Detection Methods for CVE-2026-46361
Indicators of Compromise
- FAQ entries containing HTML-entity-encoded sequences such as <script>, <script>, or <script> in question or answer fields
- Unexpected outbound requests from administrator browsers shortly after viewing the FAQ search page
- New or modified administrator accounts created without a corresponding authenticated administrator session in audit logs
- Edits to FAQ content originating from low-privilege editor accounts that include unusual JavaScript-related strings
Detection Strategies
- Query the phpMyFAQ database for FAQ records whose question or answer columns contain encoded tag sequences or javascript: URIs
- Review web server access logs for /search or /index.php?action=search requests followed by anomalous POST requests from administrator sessions
- Inspect Twig templates for any remaining use of the raw filter applied to user-controllable variables
Monitoring Recommendations
- Enable a strict Content Security Policy (CSP) and monitor report-uri or report-to endpoints for violations originating from the FAQ search page
- Forward phpMyFAQ application and web server logs to a centralized logging platform and alert on entity-encoded script patterns in POST bodies
- Audit editor-role activity for content changes that include long encoded strings or atypical character sequences
How to Mitigate CVE-2026-46361
Immediate Actions Required
- Upgrade phpMyFAQ to version 4.1.2 or later on all production and staging instances
- Audit all FAQ entries created or modified by editor accounts since the last known-clean backup and remove any encoded HTML payloads
- Rotate administrator session cookies and credentials if exposure to the vulnerable template is suspected
- Review the editor role membership and remove accounts that no longer require content authoring privileges
Patch Information
The vendor fixed the issue in phpMyFAQ 4.1.2. The patch removes the raw filter from result.question and result.answerPreview in search.twig, restoring Twig's default autoescape behavior.
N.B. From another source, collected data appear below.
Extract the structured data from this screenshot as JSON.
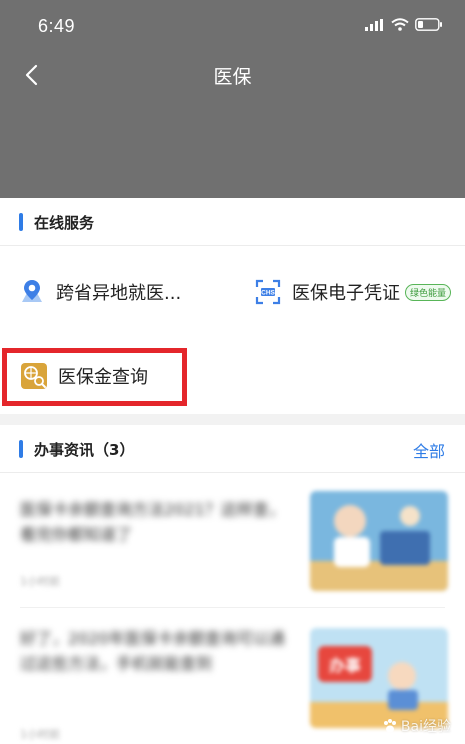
{
  "status_bar": {
    "time": "6:49"
  },
  "nav": {
    "title": "医保"
  },
  "online_services": {
    "title": "在线服务",
    "items": [
      {
        "label": "跨省异地就医...",
        "icon": "map-pin-icon",
        "icon_color": "#3d7fe6"
      },
      {
        "label": "医保电子凭证",
        "icon": "chs-qr-icon",
        "icon_color": "#3d7fe6",
        "badge": "绿色能量"
      },
      {
        "label": "医保金查询",
        "icon": "fund-query-icon",
        "icon_color": "#d9a43a"
      }
    ]
  },
  "news": {
    "title": "办事资讯（3）",
    "more_label": "全部",
    "items": [
      {
        "title": "医保卡余额查询方法2021？这样查，看完你都知道了",
        "meta": "1小时前"
      },
      {
        "title": "好了，2020年医保卡余额查询可以通过这些方法，手机就能查到",
        "meta": "1小时前"
      }
    ]
  },
  "watermark": {
    "text": "Bai经验"
  },
  "colors": {
    "accent": "#2f7ce6",
    "highlight": "#e4262b",
    "header_bg": "#707070"
  }
}
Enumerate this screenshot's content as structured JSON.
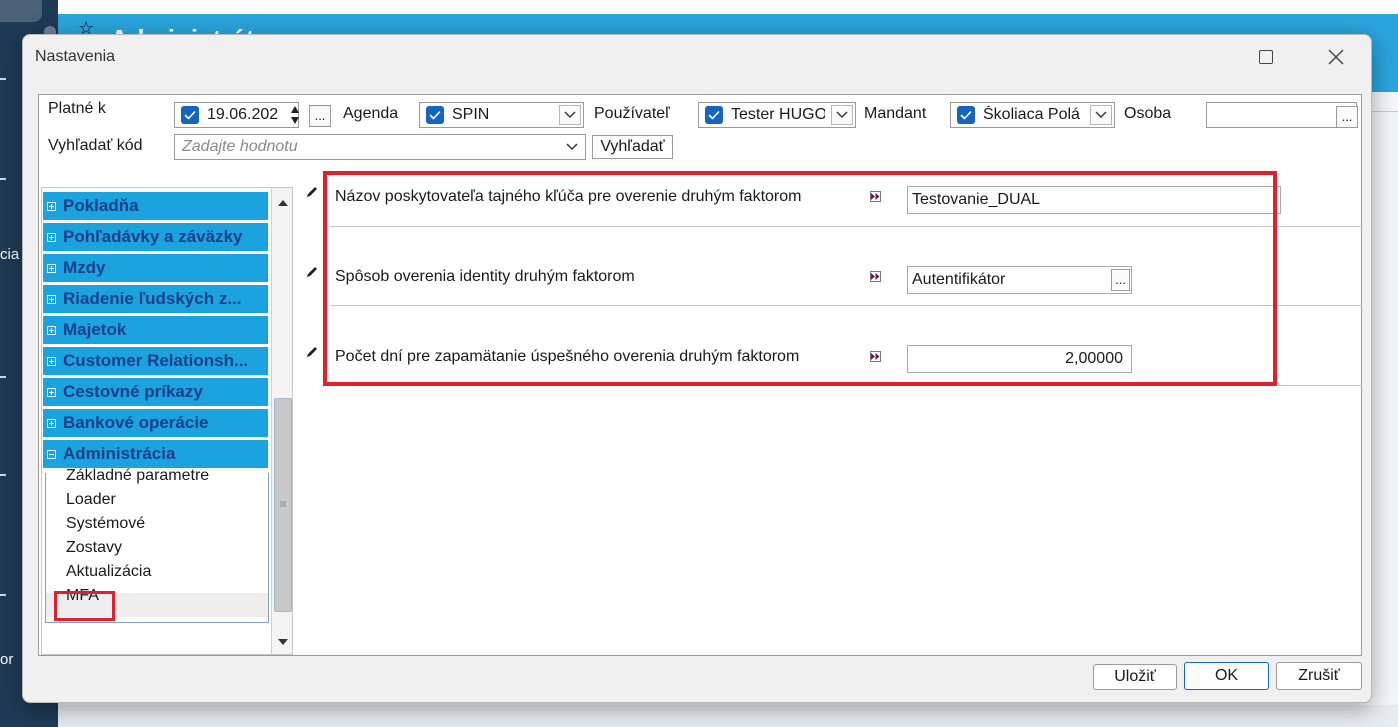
{
  "background": {
    "title": "Administrát",
    "side_labels": [
      "cia",
      "or"
    ]
  },
  "dialog": {
    "title": "Nastavenia",
    "filters": {
      "valid_label": "Platné k",
      "valid_value": "19.06.202",
      "agenda_label": "Agenda",
      "agenda_value": "SPIN",
      "user_label": "Používateľ",
      "user_value": "Tester HUGO",
      "mandant_label": "Mandant",
      "mandant_value": "Školiaca Polá",
      "person_label": "Osoba",
      "person_value": "",
      "search_label": "Vyhľadať kód",
      "search_placeholder": "Zadajte hodnotu",
      "search_button": "Vyhľadať",
      "dots": "..."
    },
    "tree": {
      "categories": [
        {
          "label": "Pokladňa",
          "expanded": false
        },
        {
          "label": "Pohľadávky a záväzky",
          "expanded": false
        },
        {
          "label": "Mzdy",
          "expanded": false
        },
        {
          "label": "Riadenie ľudských z...",
          "expanded": false
        },
        {
          "label": "Majetok",
          "expanded": false
        },
        {
          "label": "Customer Relationsh...",
          "expanded": false
        },
        {
          "label": "Cestovné príkazy",
          "expanded": false
        },
        {
          "label": "Bankové operácie",
          "expanded": false
        },
        {
          "label": "Administrácia",
          "expanded": true
        }
      ],
      "subitems": [
        "Základné parametre",
        "Loader",
        "Systémové",
        "Zostavy",
        "Aktualizácia",
        "MFA"
      ],
      "selected": "MFA"
    },
    "settings": [
      {
        "label": "Názov poskytovateľa tajného kľúča pre overenie druhým faktorom",
        "value": "Testovanie_DUAL"
      },
      {
        "label": "Spôsob overenia identity druhým faktorom",
        "value": "Autentifikátor",
        "button": "..."
      },
      {
        "label": "Počet dní pre zapamätanie úspešného overenia druhým faktorom",
        "value": "2,00000"
      }
    ],
    "buttons": {
      "save": "Uložiť",
      "ok": "OK",
      "cancel": "Zrušiť"
    }
  },
  "colors": {
    "category_bg": "#1aa3df",
    "category_text": "#1b3f8a",
    "highlight": "#e0202c",
    "checkbox": "#1565c0"
  }
}
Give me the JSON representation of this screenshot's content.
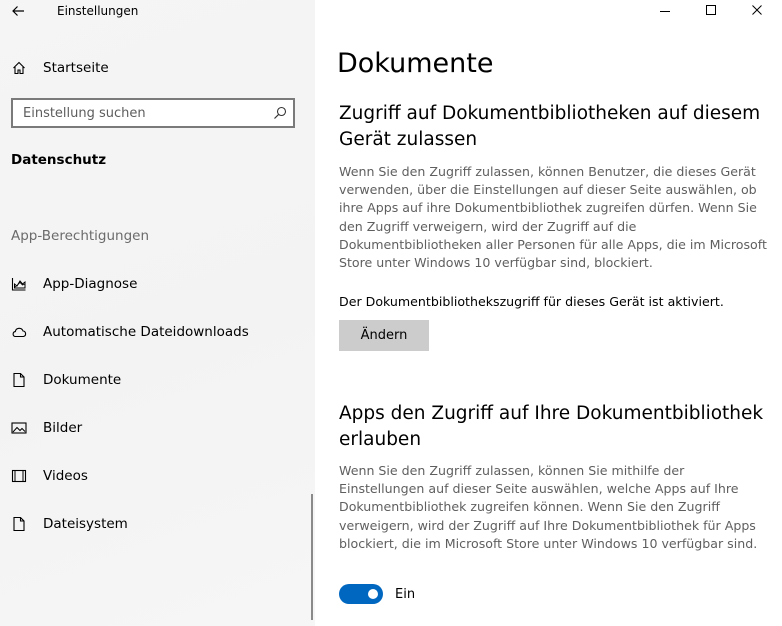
{
  "window": {
    "title": "Einstellungen",
    "controls": [
      "minimize",
      "maximize",
      "close"
    ]
  },
  "sidebar": {
    "home_label": "Startseite",
    "search": {
      "placeholder": "Einstellung suchen",
      "value": ""
    },
    "active_section": "Datenschutz",
    "group_header": "App-Berechtigungen",
    "items": [
      {
        "label": "App-Diagnose",
        "icon": "app-diagnostics-icon"
      },
      {
        "label": "Automatische Dateidownloads",
        "icon": "cloud-icon"
      },
      {
        "label": "Dokumente",
        "icon": "document-icon"
      },
      {
        "label": "Bilder",
        "icon": "image-icon"
      },
      {
        "label": "Videos",
        "icon": "video-icon"
      },
      {
        "label": "Dateisystem",
        "icon": "file-system-icon"
      }
    ]
  },
  "main": {
    "page_title": "Dokumente",
    "section1": {
      "heading": "Zugriff auf Dokumentbibliotheken auf diesem Gerät zulassen",
      "description": "Wenn Sie den Zugriff zulassen, können Benutzer, die dieses Gerät verwenden, über die Einstellungen auf dieser Seite auswählen, ob ihre Apps auf ihre Dokumentbibliothek zugreifen dürfen. Wenn Sie den Zugriff verweigern, wird der Zugriff auf die Dokumentbibliotheken aller Personen für alle Apps, die im Microsoft Store unter Windows 10 verfügbar sind, blockiert.",
      "status": "Der Dokumentbibliothekszugriff für dieses Gerät ist aktiviert.",
      "button_label": "Ändern"
    },
    "section2": {
      "heading": "Apps den Zugriff auf Ihre Dokumentbibliothek erlauben",
      "description": "Wenn Sie den Zugriff zulassen, können Sie mithilfe der Einstellungen auf dieser Seite auswählen, welche Apps auf Ihre Dokumentbibliothek zugreifen können. Wenn Sie den Zugriff verweigern, wird der Zugriff auf Ihre Dokumentbibliothek für Apps blockiert, die im Microsoft Store unter Windows 10 verfügbar sind.",
      "toggle_state": true,
      "toggle_label": "Ein"
    }
  },
  "colors": {
    "accent": "#0067c0",
    "sidebar_bg": "#f3f3f3",
    "button_bg": "#cccccc",
    "description_text": "#5f5f5f"
  }
}
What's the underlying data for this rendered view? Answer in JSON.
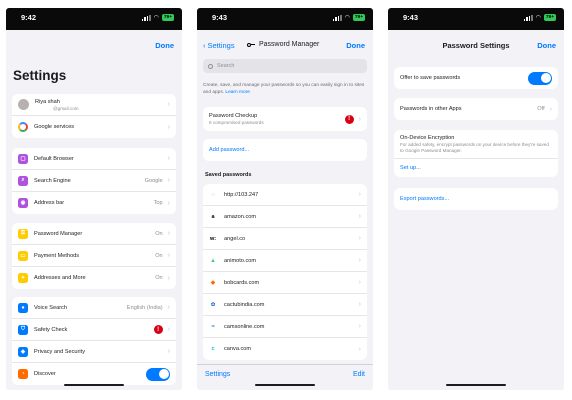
{
  "screens": [
    {
      "time": "9:42",
      "battery": "79+",
      "done": "Done",
      "title": "Settings",
      "account": {
        "name": "Riya shah",
        "email": "@gmail.com"
      },
      "google_services": "Google services",
      "group2": [
        {
          "label": "Default Browser",
          "value": "",
          "icon_color": "#af52de",
          "icon": "default-browser-icon"
        },
        {
          "label": "Search Engine",
          "value": "Google",
          "icon_color": "#af52de",
          "icon": "search-icon"
        },
        {
          "label": "Address bar",
          "value": "Top",
          "icon_color": "#af52de",
          "icon": "address-bar-icon"
        }
      ],
      "group3": [
        {
          "label": "Password Manager",
          "value": "On",
          "icon_color": "#ffcc00",
          "icon": "key-icon"
        },
        {
          "label": "Payment Methods",
          "value": "On",
          "icon_color": "#ffcc00",
          "icon": "card-icon"
        },
        {
          "label": "Addresses and More",
          "value": "On",
          "icon_color": "#ffcc00",
          "icon": "location-icon"
        }
      ],
      "group4": [
        {
          "label": "Voice Search",
          "value": "English (India)",
          "icon_color": "#007aff",
          "icon": "mic-icon"
        },
        {
          "label": "Safety Check",
          "value": "",
          "icon_color": "#007aff",
          "icon": "shield-icon"
        },
        {
          "label": "Privacy and Security",
          "value": "",
          "icon_color": "#007aff",
          "icon": "privacy-icon"
        },
        {
          "label": "Discover",
          "value": "",
          "icon_color": "#ff6a00",
          "icon": "discover-icon"
        }
      ]
    },
    {
      "time": "9:43",
      "battery": "79+",
      "back": "Settings",
      "title": "Password Manager",
      "done": "Done",
      "search_placeholder": "Search",
      "description": "Create, save, and manage your passwords so you can easily sign in to sites and apps.",
      "learn_more": "Learn more",
      "checkup": {
        "title": "Password Checkup",
        "subtitle": "6 compromised passwords"
      },
      "add_password": "Add password...",
      "saved_header": "Saved passwords",
      "saved": [
        {
          "site": "http://103.247",
          "glyph": "◌",
          "color": "#8e8e93"
        },
        {
          "site": "amazon.com",
          "glyph": "a",
          "color": "#000000"
        },
        {
          "site": "angel.co",
          "glyph": "w:",
          "color": "#000000"
        },
        {
          "site": "animoto.com",
          "glyph": "▲",
          "color": "#2ecc71"
        },
        {
          "site": "bobcards.com",
          "glyph": "◆",
          "color": "#ff6600"
        },
        {
          "site": "cactubindia.com",
          "glyph": "✿",
          "color": "#2d7be0"
        },
        {
          "site": "camsonline.com",
          "glyph": "≈",
          "color": "#1e88e5"
        },
        {
          "site": "canva.com",
          "glyph": "c",
          "color": "#00c4cc"
        }
      ],
      "toolbar_left": "Settings",
      "toolbar_right": "Edit"
    },
    {
      "time": "9:43",
      "battery": "79+",
      "title": "Password Settings",
      "done": "Done",
      "offer": "Offer to save passwords",
      "other_apps": {
        "label": "Passwords in other Apps",
        "value": "Off"
      },
      "encryption": {
        "title": "On-Device Encryption",
        "body": "For added safety, encrypt passwords on your device before they're saved to Google Password Manager.",
        "setup": "Set up..."
      },
      "export": "Export passwords..."
    }
  ]
}
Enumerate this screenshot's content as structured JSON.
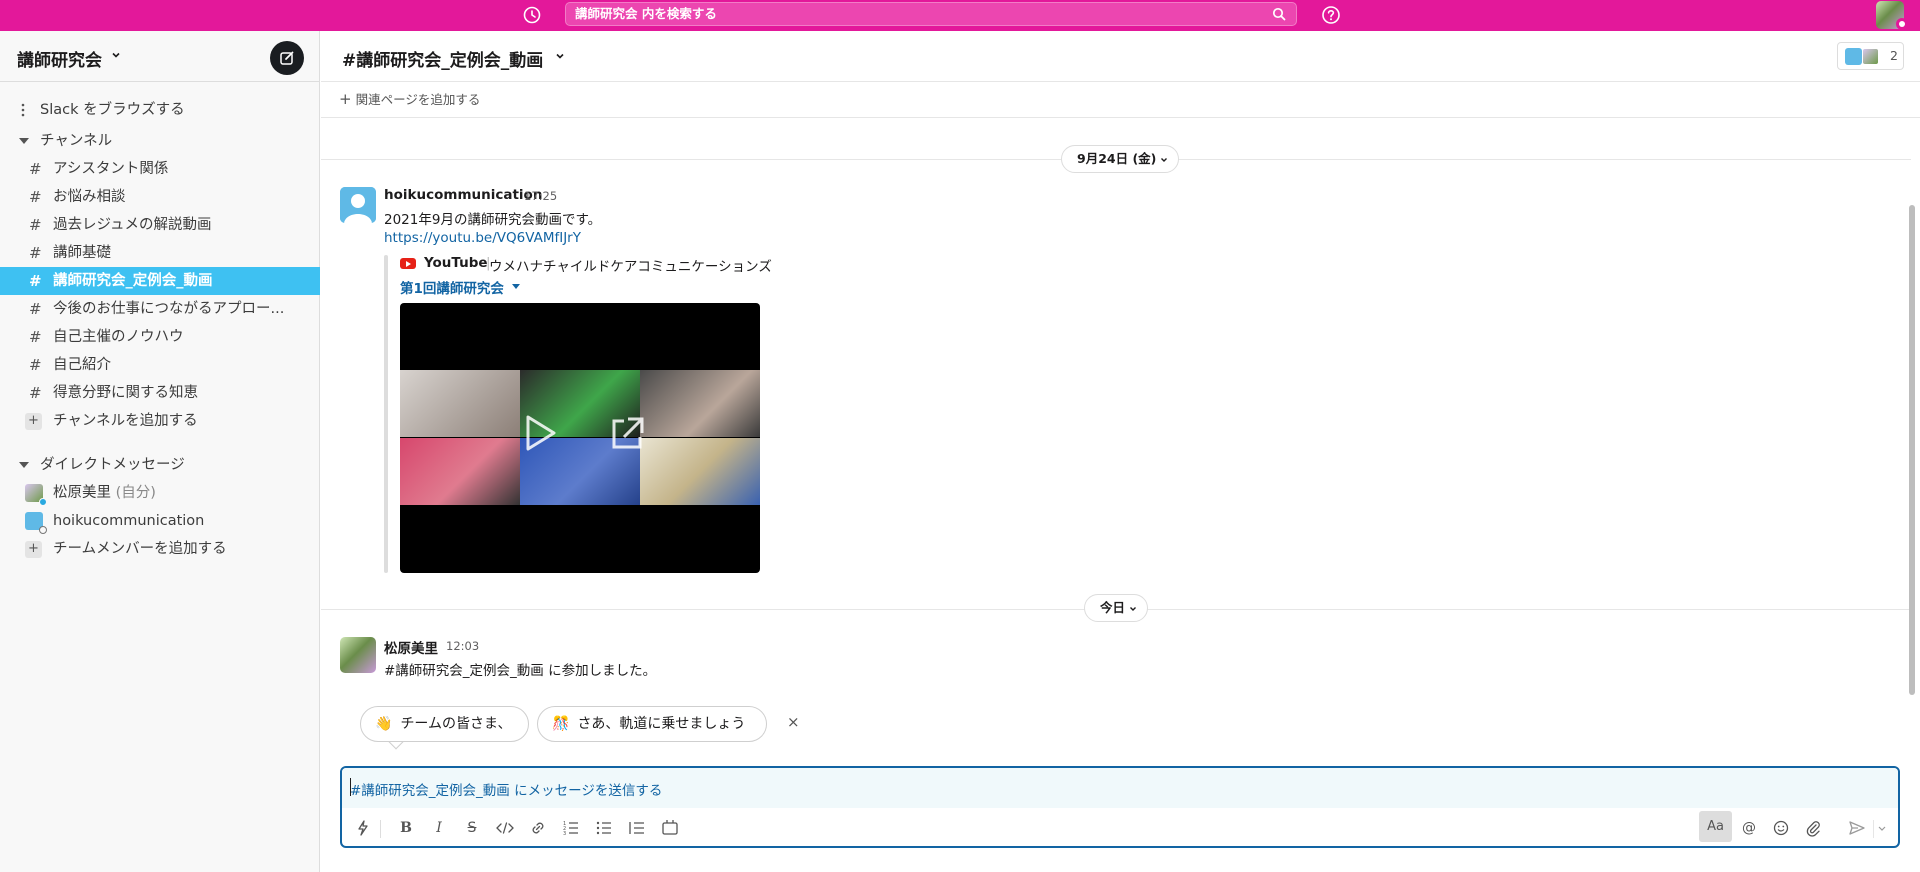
{
  "topbar": {
    "search_placeholder": "講師研究会 内を検索する",
    "accent_color": "#e3189a",
    "history_icon": "clock-icon",
    "help_icon": "help-circle-icon"
  },
  "sidebar": {
    "workspace_name": "講師研究会",
    "browse_label": "Slack をブラウズする",
    "channels_section": "チャンネル",
    "channels": [
      {
        "label": "アシスタント関係"
      },
      {
        "label": "お悩み相談"
      },
      {
        "label": "過去レジュメの解説動画"
      },
      {
        "label": "講師基礎"
      },
      {
        "label": "講師研究会_定例会_動画",
        "active": true
      },
      {
        "label": "今後のお仕事につながるアプロー..."
      },
      {
        "label": "自己主催のノウハウ"
      },
      {
        "label": "自己紹介"
      },
      {
        "label": "得意分野に関する知恵"
      }
    ],
    "hash": "#",
    "add_channel_label": "チャンネルを追加する",
    "dm_section": "ダイレクトメッセージ",
    "dms": [
      {
        "name": "松原美里",
        "suffix": "(自分)"
      },
      {
        "name": "hoikucommunication",
        "suffix": ""
      }
    ],
    "add_member_label": "チームメンバーを追加する",
    "active_color": "#3ec1f2"
  },
  "channel": {
    "title": "#講師研究会_定例会_動画",
    "member_count": "2",
    "add_page_label": "関連ページを追加する"
  },
  "messages": {
    "date_1": "9月24日 (金)",
    "msg_1": {
      "sender": "hoikucommunication",
      "time": "17:25",
      "text": "2021年9月の講師研究会動画です。",
      "link": "https://youtu.be/VQ6VAMfIJrY",
      "attachment": {
        "service": "YouTube",
        "separator": "|",
        "channel": "ウメハナチャイルドケアコミュニケーションズ",
        "title": "第1回講師研究会"
      }
    },
    "date_2": "今日",
    "msg_2": {
      "sender": "松原美里",
      "time": "12:03",
      "text": "#講師研究会_定例会_動画 に参加しました。"
    }
  },
  "suggestions": {
    "chip_1": {
      "emoji": "👋",
      "label": "チームの皆さま、"
    },
    "chip_2": {
      "emoji": "🎊",
      "label": "さあ、軌道に乗せましょう"
    },
    "close": "×"
  },
  "composer": {
    "placeholder": "#講師研究会_定例会_動画 にメッセージを送信する",
    "toolbar": {
      "bold": "B",
      "italic": "I",
      "strike": "S",
      "aa": "Aa",
      "at": "@"
    },
    "border_color": "#1264a3"
  }
}
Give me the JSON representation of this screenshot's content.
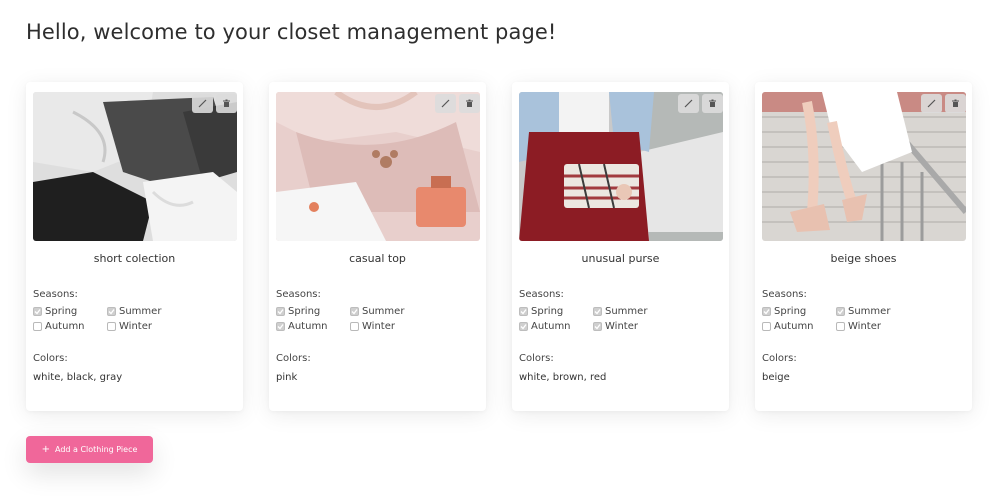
{
  "page": {
    "title": "Hello, welcome to your closet management page!"
  },
  "labels": {
    "seasons": "Seasons:",
    "colors": "Colors:",
    "spring": "Spring",
    "summer": "Summer",
    "autumn": "Autumn",
    "winter": "Winter"
  },
  "cards": [
    {
      "name": "short colection",
      "colors": "white, black, gray",
      "seasons": {
        "spring": true,
        "summer": true,
        "autumn": false,
        "winter": false
      }
    },
    {
      "name": "casual top",
      "colors": "pink",
      "seasons": {
        "spring": true,
        "summer": true,
        "autumn": true,
        "winter": false
      }
    },
    {
      "name": "unusual purse",
      "colors": "white, brown, red",
      "seasons": {
        "spring": true,
        "summer": true,
        "autumn": true,
        "winter": true
      }
    },
    {
      "name": "beige shoes",
      "colors": "beige",
      "seasons": {
        "spring": true,
        "summer": true,
        "autumn": false,
        "winter": false
      }
    }
  ],
  "actions": {
    "add_label": "Add a Clothing Piece",
    "add_icon": "plus-icon",
    "edit_icon": "pencil-icon",
    "delete_icon": "trash-icon"
  },
  "colors": {
    "accent": "#f0679a",
    "checkbox_checked": "#cfcfcf"
  }
}
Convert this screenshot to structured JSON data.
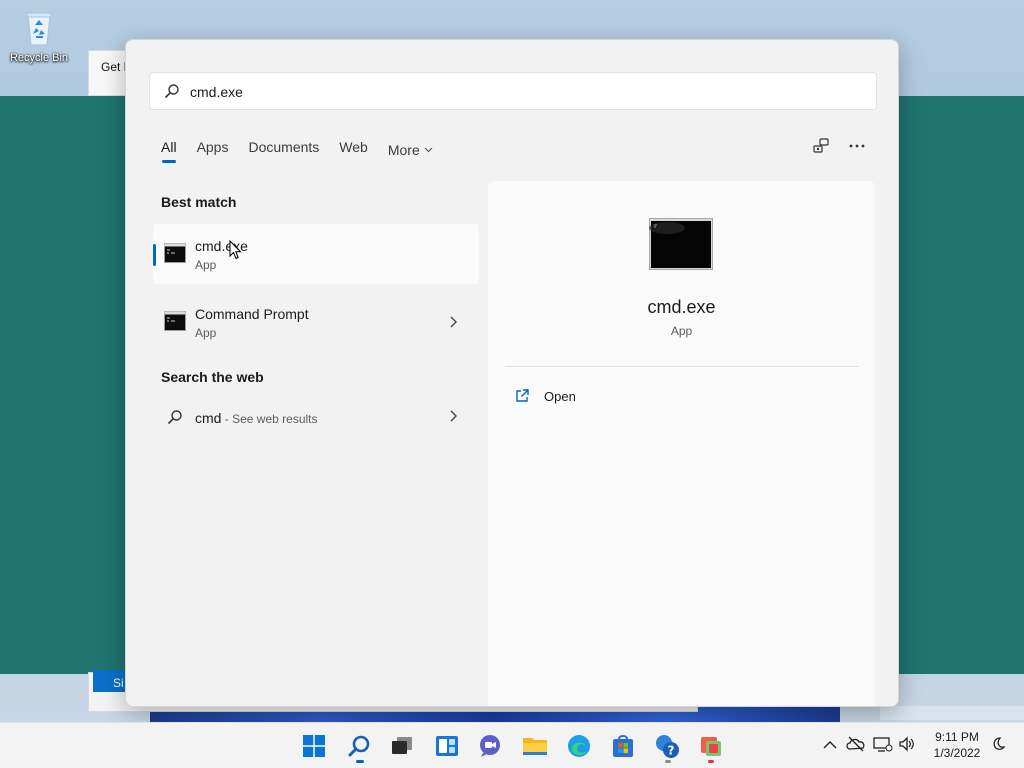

The sanitization logic in SearchController.php should also be reviewed against the upstream changes. Refer to the GitHub Security Advisory GHSA-pqh6-8fxf-jx22 for the authoritative remediation guidance.
Workarounds
- Manually edit search.twig to remove the raw filter from result.question and result.answerPreview until the upgrade can be scheduled
- Restrict the FAQ editor role to fully trusted users and require multi-factor authentication for all privileged accounts
- Deploy a Content Security Policy that disallows inline scripts (script-src 'self') to limit the impact of any injected payload
- Place the phpMyFAQ instance behind a web application firewall with rules that block entity-encoded <script> patterns in POST bodies
# Example restrictive Content Security Policy header for nginx
add_header Content-Security-Policy "default-src 'self'; script-src 'self'; object-src 'none'; base-uri 'self'; frame-ancestors 'none'" always;
Disclaimer: This content was generated using AI. While we strive for accuracy, please verify critical information with official sources.